Parameter Types
I want to look at a particular pattern in C# code, about collection parameter types. We are reminded that if we e.g. have a method such as:
public List<ProcessResult> ProcessCustomers(List<Customer> customers)
This would be more useful if List<T>
is lowered to a base type, typically IEnumerable<T>
. So this is often turned into:
public IEnumerable<ProcessResult> ProcessCustomers(IEnumerable<Customer> customers)
Is this more useful? Yes and no. The rule does not apply to the return value, it has been over-applied. IMHO, It should be:
public List<ProcessResult> ProcessCustomers(IEnumerable<Customer> customers)
When we change the type of the parameter to the method from List<Customer>
to IEnumerable<Customer>
we make the method more useful,
as the weaker contract is easier to meet. So when I have code like this, the final ToList()
becomes optional:
var customersToProcess = someCustomers
.Where(c => SomePredicate(c))
.ToList(); // not needed any more
// I can now process a list, an array or a LINQ query iterator
// as all of them are IEnumerable<Customer>
var results = ProcessCustomers(customersToProcess);
Then we change the return value List<ProcessResult>
to IEnumerable<ProcessResult>
and it’s not the same. We might need to do:
var results = ProcessCustomers(customersToProcess)
.ToList(); // I need a list, thanks
The weaker returned type means that the caller can do fewer things with it. It’s the reverse of a parameter!
Inversion
If I have a method typed:
ProcessResult DoTheThing(ParamType someParam)
then I can call it with ProcessResult aValue = DoTheThing(paramValue);
.
But I can also use a subtype of ParamType
for the input parameter and - note the inversion - assign it to a base type of ProcessResult
. e.g. object resultValue = DoTheThing(subTypeParamValue);
.
So I get the most value when the input types are a more base type (with more sub types) and the return type is a more derived type (with more base types).
Standards and guidelines
But using the IEnumerable<T>
or other base interface is a guideline! Not exactly. Here are the guidelines for Collection Parameters and for Collection Properties and Return Values.
Note how they differ: For parameters, it is:
DO use the least-specialized type possible as a parameter type. Most members taking collections as parameters use the
IEnumerable<T>
interface.
Where “least-specialized type” refers to a base class or interface.

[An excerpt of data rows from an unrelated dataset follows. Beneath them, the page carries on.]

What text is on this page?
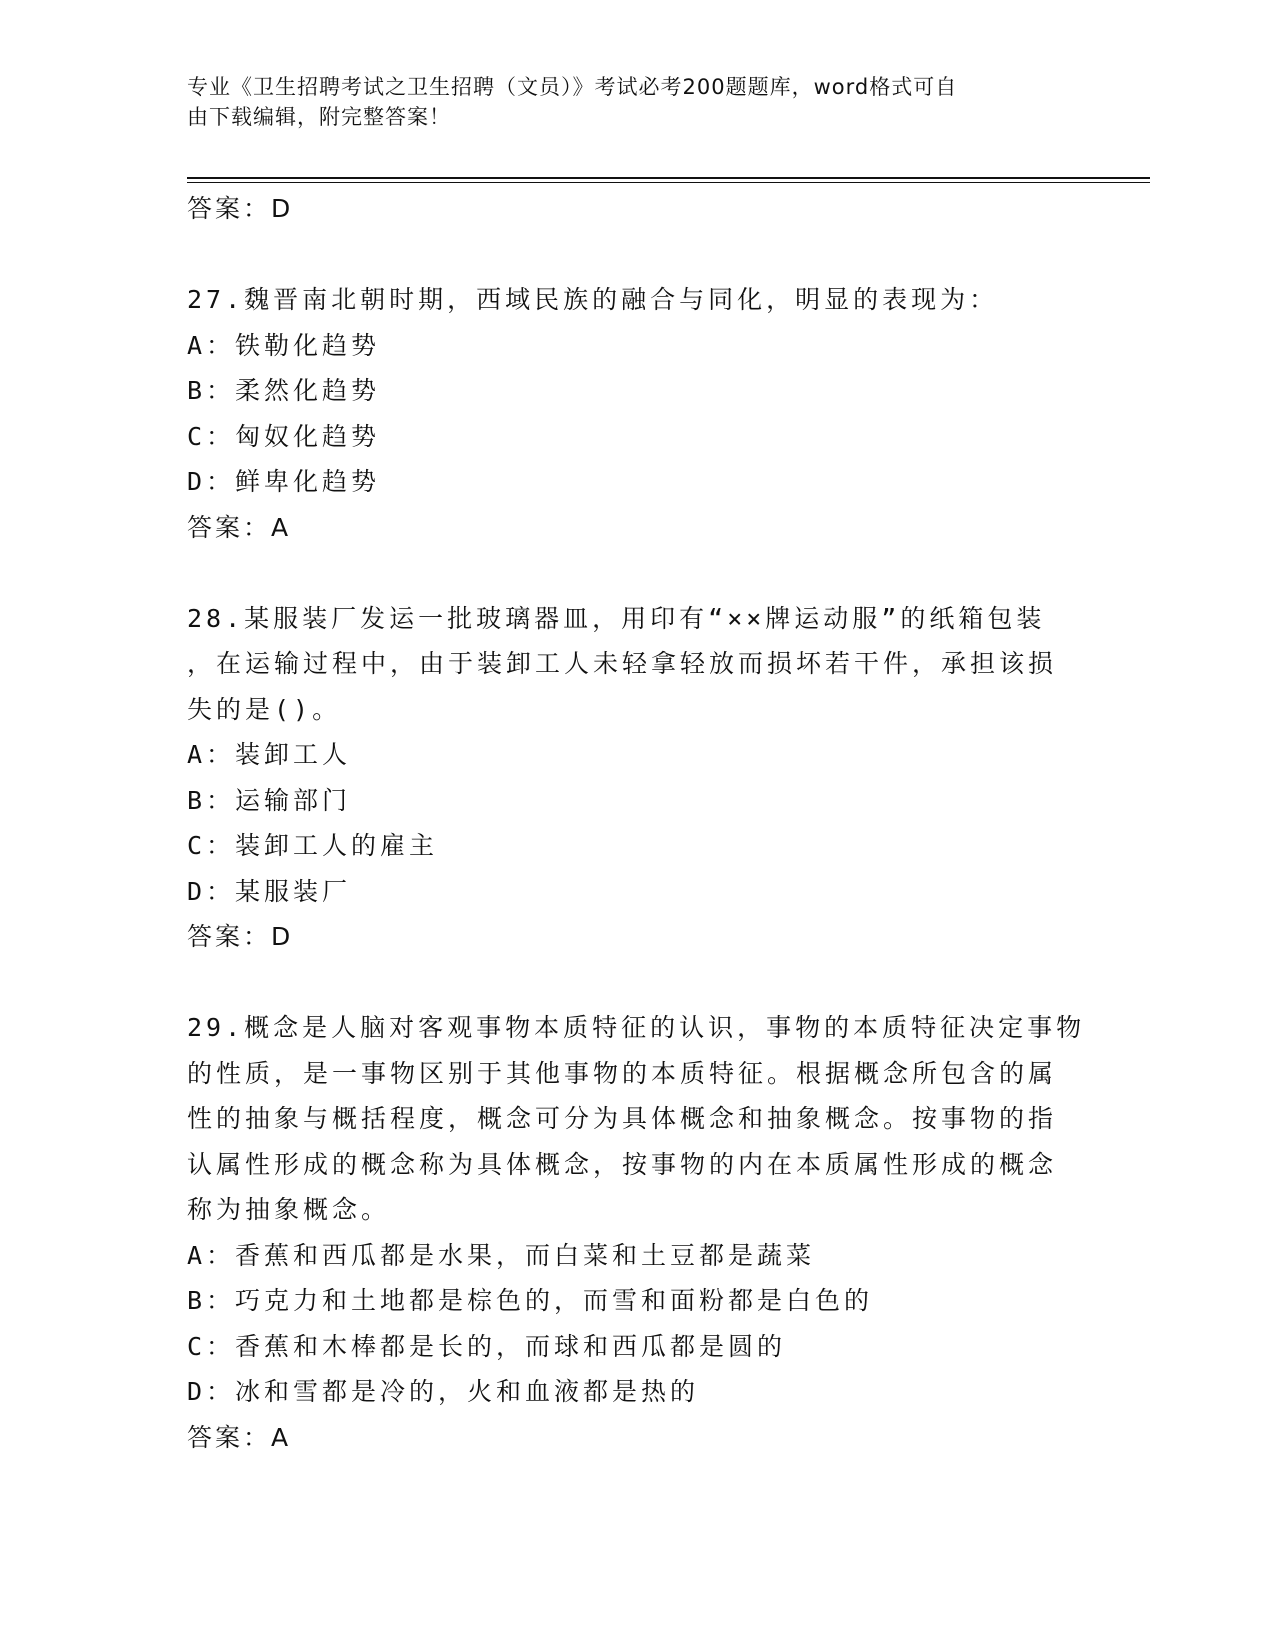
专业《卫生招聘考试之卫生招聘（文员）》考试必考200题题库，word格式可自
由下载编辑，附完整答案！
答案：D
27.魏晋南北朝时期，西域民族的融合与同化，明显的表现为：
A：铁勒化趋势
B：柔然化趋势
C：匈奴化趋势
D：鲜卑化趋势
答案：A
28.某服装厂发运一批玻璃器皿，用印有“××牌运动服”的纸箱包装
，在运输过程中，由于装卸工人未轻拿轻放而损坏若干件，承担该损
失的是()。
A：装卸工人
B：运输部门
C：装卸工人的雇主
D：某服装厂
答案：D
29.概念是人脑对客观事物本质特征的认识，事物的本质特征决定事物
的性质，是一事物区别于其他事物的本质特征。根据概念所包含的属
性的抽象与概括程度，概念可分为具体概念和抽象概念。按事物的指
认属性形成的概念称为具体概念，按事物的内在本质属性形成的概念
称为抽象概念。
A：香蕉和西瓜都是水果，而白菜和土豆都是蔬菜
B：巧克力和土地都是棕色的，而雪和面粉都是白色的
C：香蕉和木棒都是长的，而球和西瓜都是圆的
D：冰和雪都是冷的，火和血液都是热的
答案：A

For return values, this guidance is not present, instead we have:
CONSIDER using subclasses
Variance
The “smell” that alerted me to this difference was an abundance of methods that made a List<T>
, return it typed as an IEnumerable<T>
, to callers who immediately call .ToList()
on it,
because they need the list functionality back, or have the warning about “Possible multiple enumeration of IEnumerable”.
This is a bit like Covariance and Contravariance.
C# uses the keywords in
and out
for these,
because in
(contravariant, using a less derived type) is used for input values, but the inverse, out
(covariant, using a more derived type) is used for returning values.
Conclusions
The practice of using a base type (with a weaker contract) for input parameters to a method where possible, does not also apply to the return value. It is inverted.
The input parameters to a method should be the weakest type that the method can easily use. e.g. if we lower the parameter type from e.g. List<Customer> customers
to IEnumerable<Customer> customers
and there are no issues with the method’s code, then do that. This gives the caller maximum flexibility of values to give to the method.
However, the return value to the method can be the strongest type that the method can easily return. e.g. if the results are a list, then return it as a list e.g. List<ProcessResult>
instead of typing it as IEnumerable<ProcessResult>
. If we can do this without changing to code or introducing a .ToList()
that you might not want, consider doing it. This gives the caller maximum flexibility of what to do with the results.
Intent matters too, once you are no longer always returning the lowest type possible. Are the results a list generated in the method? Then return it as a list. Is the list actually part of the object state? Then you probably don’t want the caller using the list methods .Add()
and .Remove()
on it, so you should return a copy, a IReadOnlyCollection<T>
or just an IEnumerable<T>
.
But, don’t force the method return type if it can’t “easily return” as said above. If the method is e.g. part of a LINQ pipeline, then leave it as an IEnumerable<T>
return and allow the caller choice of when to reify it.